Bu bir siyasi çalışmadır. Sandıktan ne sonuç çıkarsa onun sonuçlarına herkes katlanacak. Biz de katlanacağız bu kumpas kararını verenler de katlanacak. Bize karşı ağır suç işlediniz. Sahte kumpas delillerin dosyaya girmesine izin verdiniz. Halkımız için 6,5 yıl değil 6,5 milyon yıl da yatarız ama bunun hesabını sorarız. Bir Recep Tayyip Erdoğan, iki Mehmet Uçum, üç Bekir Bozdağ, dört Süleyman Soylu; bunlar siyasi sorumlulardır kumpası kuranlardır. Diyelim 14 Mayıs’ta Tayyip Erdoğan kazandı diyelim. Dünya Sultan Süleyman’a mı kalmış. Bir gün mutlaka kaybedecek bir gün mutlaka devran dönecek. Siz de bir gün sanık sandalyesinde olacaksınız. Vasiyetimi, suç duyurumu tutanağa geçiyorum. Siz bizi burada tutarak ülkeyi felakete sürüklediniz. Diktatörlüğü inşa ettiniz. Soğanın otuz lira olmasına göz yumdunuz. Sizi ortak yaparak halkı perişan ettiler.”
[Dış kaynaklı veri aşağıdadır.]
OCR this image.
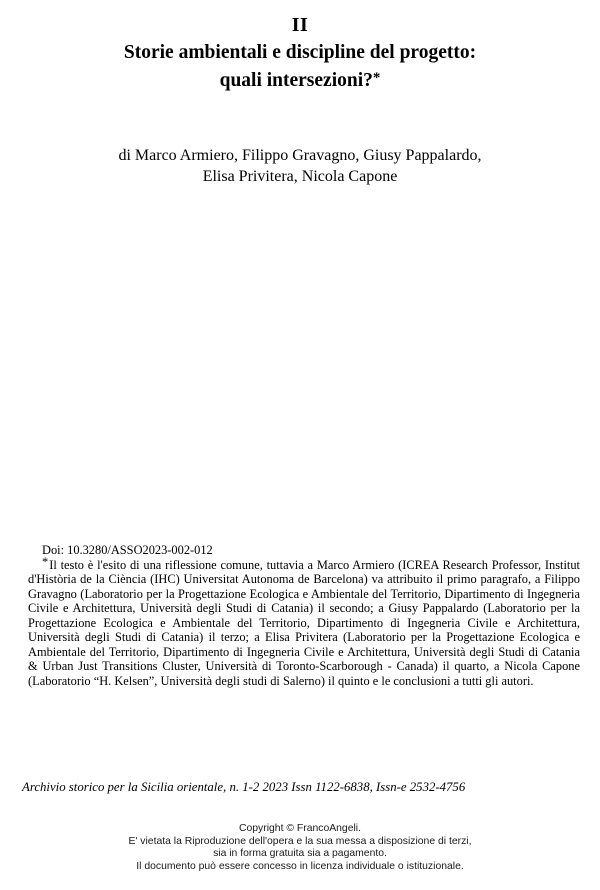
II
Storie ambientali e discipline del progetto:
quali intersezioni?*
di Marco Armiero, Filippo Gravagno, Giusy Pappalardo,
Elisa Privitera, Nicola Capone
Doi: 10.3280/ASSO2023-002-012
*Il testo è l'esito di una riflessione comune, tuttavia a Marco Armiero (ICREA Research Professor, Institut d'Història de la Ciència (IHC) Universitat Autonoma de Barcelona) va attribuito il primo paragrafo, a Filippo Gravagno (Laboratorio per la Progettazione Ecologica e Ambientale del Territorio, Dipartimento di Ingegneria Civile e Architettura, Università degli Studi di Catania) il secondo; a Giusy Pappalardo (Laboratorio per la Progettazione Ecologica e Ambientale del Territorio, Dipartimento di Ingegneria Civile e Architettura, Università degli Studi di Catania) il terzo; a Elisa Privitera (Laboratorio per la Progettazione Ecologica e Ambientale del Territorio, Dipartimento di Ingegneria Civile e Architettura, Università degli Studi di Catania & Urban Just Transitions Cluster, Università di Toronto-Scarborough - Canada) il quarto, a Nicola Capone (Laboratorio “H. Kelsen”, Università degli studi di Salerno) il quinto e le conclusioni a tutti gli autori.
Archivio storico per la Sicilia orientale, n. 1-2 2023 Issn 1122-6838, Issn-e 2532-4756
Copyright © FrancoAngeli.
E' vietata la Riproduzione dell'opera e la sua messa a disposizione di terzi,
sia in forma gratuita sia a pagamento.
Il documento può essere concesso in licenza individuale o istituzionale.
Demirtaş: Halkımızı sandıkta bu faşist iktidarı gömmeye çağırıyoruz
Mahkeme heyetine dönük eleştirilerine devam eden Demirtaş, “Sizin bizi suçlama hakkınız yok. Asıl siz suçlusunuz. Recep Tayyip Erdoğan’dan talimat aldığınız için suçlusunuz. Biz halkın huzurunda Allah’ın huzurunda vicdanen de ahlaken de suçsuzuz. Bize sorgu hakkı tanır mısınız tanımaz mısınız keyfiniz bilir, umurumda değil. Vereceğiniz kararda minicik indirime gider misiniz umurumda değil. Ama sizinle yargı önünde, bağımsız mahkemeler önünde çatır çatır hesaplaşacağız. Halkımızı sandıkta bu faşist iktidarı gömmeye çağırıyoruz” ifadelerini kullandı.
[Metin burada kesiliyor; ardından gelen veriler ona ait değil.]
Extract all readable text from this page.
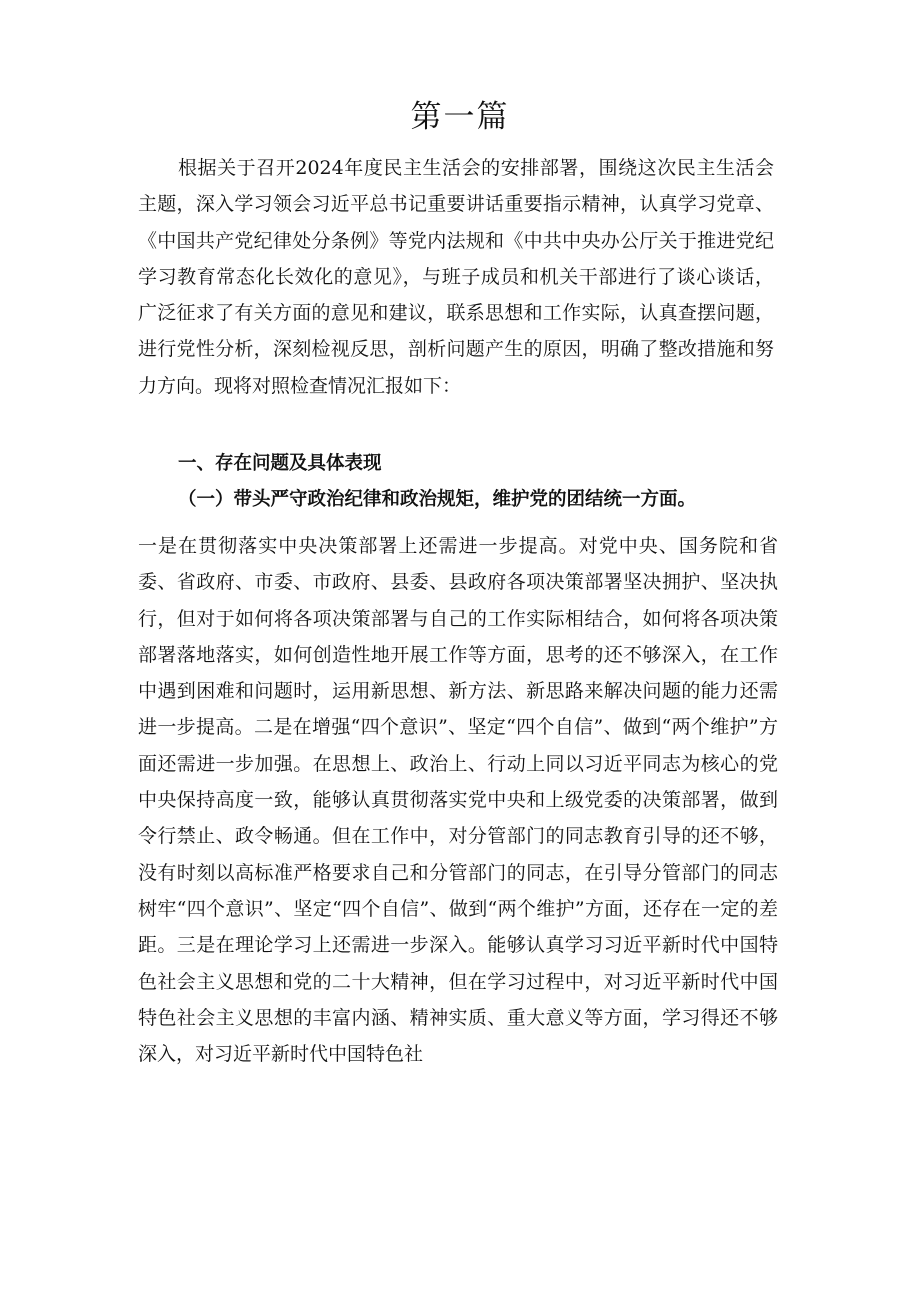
第一篇

根据关于召开2024年度民主生活会的安排部署，围绕这次民主生活会主题，深入学习领会习近平总书记重要讲话重要指示精神，认真学习党章、《中国共产党纪律处分条例》等党内法规和《中共中央办公厅关于推进党纪学习教育常态化长效化的意见》，与班子成员和机关干部进行了谈心谈话，广泛征求了有关方面的意见和建议，联系思想和工作实际，认真查摆问题，进行党性分析，深刻检视反思，剖析问题产生的原因，明确了整改措施和努力方向。现将对照检查情况汇报如下：

一、存在问题及具体表现

（一）带头严守政治纪律和政治规矩，维护党的团结统一方面。

一是在贯彻落实中央决策部署上还需进一步提高。对党中央、国务院和省委、省政府、市委、市政府、县委、县政府各项决策部署坚决拥护、坚决执行，但对于如何将各项决策部署与自己的工作实际相结合，如何将各项决策部署落地落实，如何创造性地开展工作等方面，思考的还不够深入，在工作中遇到困难和问题时，运用新思想、新方法、新思路来解决问题的能力还需进一步提高。二是在增强“四个意识”、坚定“四个自信”、做到“两个维护”方面还需进一步加强。在思想上、政治上、行动上同以习近平同志为核心的党中央保持高度一致，能够认真贯彻落实党中央和上级党委的决策部署，做到令行禁止、政令畅通。但在工作中，对分管部门的同志教育引导的还不够，没有时刻以高标准严格要求自己和分管部门的同志，在引导分管部门的同志树牢“四个意识”、坚定“四个自信”、做到“两个维护”方面，还存在一定的差距。三是在理论学习上还需进一步深入。能够认真学习习近平新时代中国特色社会主义思想和党的二十大精神，但在学习过程中，对习近平新时代中国特色社会主义思想的丰富内涵、精神实质、重大意义等方面，学习得还不够深入，对习近平新时代中国特色社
Yüksekdağ: Sizler bizim düşmanımız bile değilsiniz
Demirtaş’ın ardından Kocaeli Cezaevi’nden SEGBİS’le duruşmaya katılan HDP eski Eş Genel Başkanı Figen Yüksekdağ, deprem döneminde yaşananlara dair konuştu. Bu süreçte yaşananlar nedeniyle öfkelenme duygusunu dahi kaybettiğini belirten Yüksekdağ, “Bunlar benim düşmanımız bile olamaz. Düşman ahlakıyla bile olsa ağırlığınıza denk bir kuvvet yok. Bizim düşmanlarımız böyle düşmanlar değil. Depremin ikinci günü bizi duruşma salonuna sürüklemeye çalışan düşmanımız var. Düşman yerine konulmaması gereken bir düşmanımız var bizim. Hasımlarımız, siyasi rakiplerimiz artık bizim düşmanımız bile değil. Sizler bizim düşmanımız bile değilsiniz” ifadelerini kullandı.
Mahkeme heyetinin Cumhur İttifakı’nın seçim merkezi pozisyonunda olduğunu belirten HDP eski Eş Genel Başkanı Figen Yüksekdağ ise mahkemenin alenen suç işlediğini söyledi:
“Sizin kararlarınız siyasetin merkezinde duruyor. Bu zamana kadar AKP, MHP iktidarı bizlerin esaretini, rehin olarak tutulmamızı bir fırsata dönüştürerek seçim kampanyası yürüttü. Bunların her birinde aşama aşama olarak kaybettiler. Bunların aklı da tutulmuş artık çalışmıyor. Bizim üzerimizden seçim kampanyası yürüttüklerinde, hedef tahtasına dönüştürdüklerinde kaybederek çıktılar. Bugün geldikleri nokta da son aşamadır. Mütalaa AKP ve MHP iktidarının bitiş fermanı olacaktır. Savcı bey yarın AKP ve MHP’nin fermanını okuyacaktır. Siyaset meşru zemini itibariyle zaten bitmiştir. Son noktayı halkımız sandıkta koyacaktır. Kendisini geliştiren ve büyüten artık muhalefettir. Yasakla, kumpasla, tutuklamalarla siyaset yaparsanız, sadece davalar ve mahkeme salonları üzerinden seçim kampanyası yürütürsünüz. Bizi altı buçuk yıldır hapiste tutuyorsunuz ama genişleyen bizleriz. Siyasi iktidarın istediği bir yönde de karar verdiğinizde bu karar değişmeyecek. Bu akış sürecek.”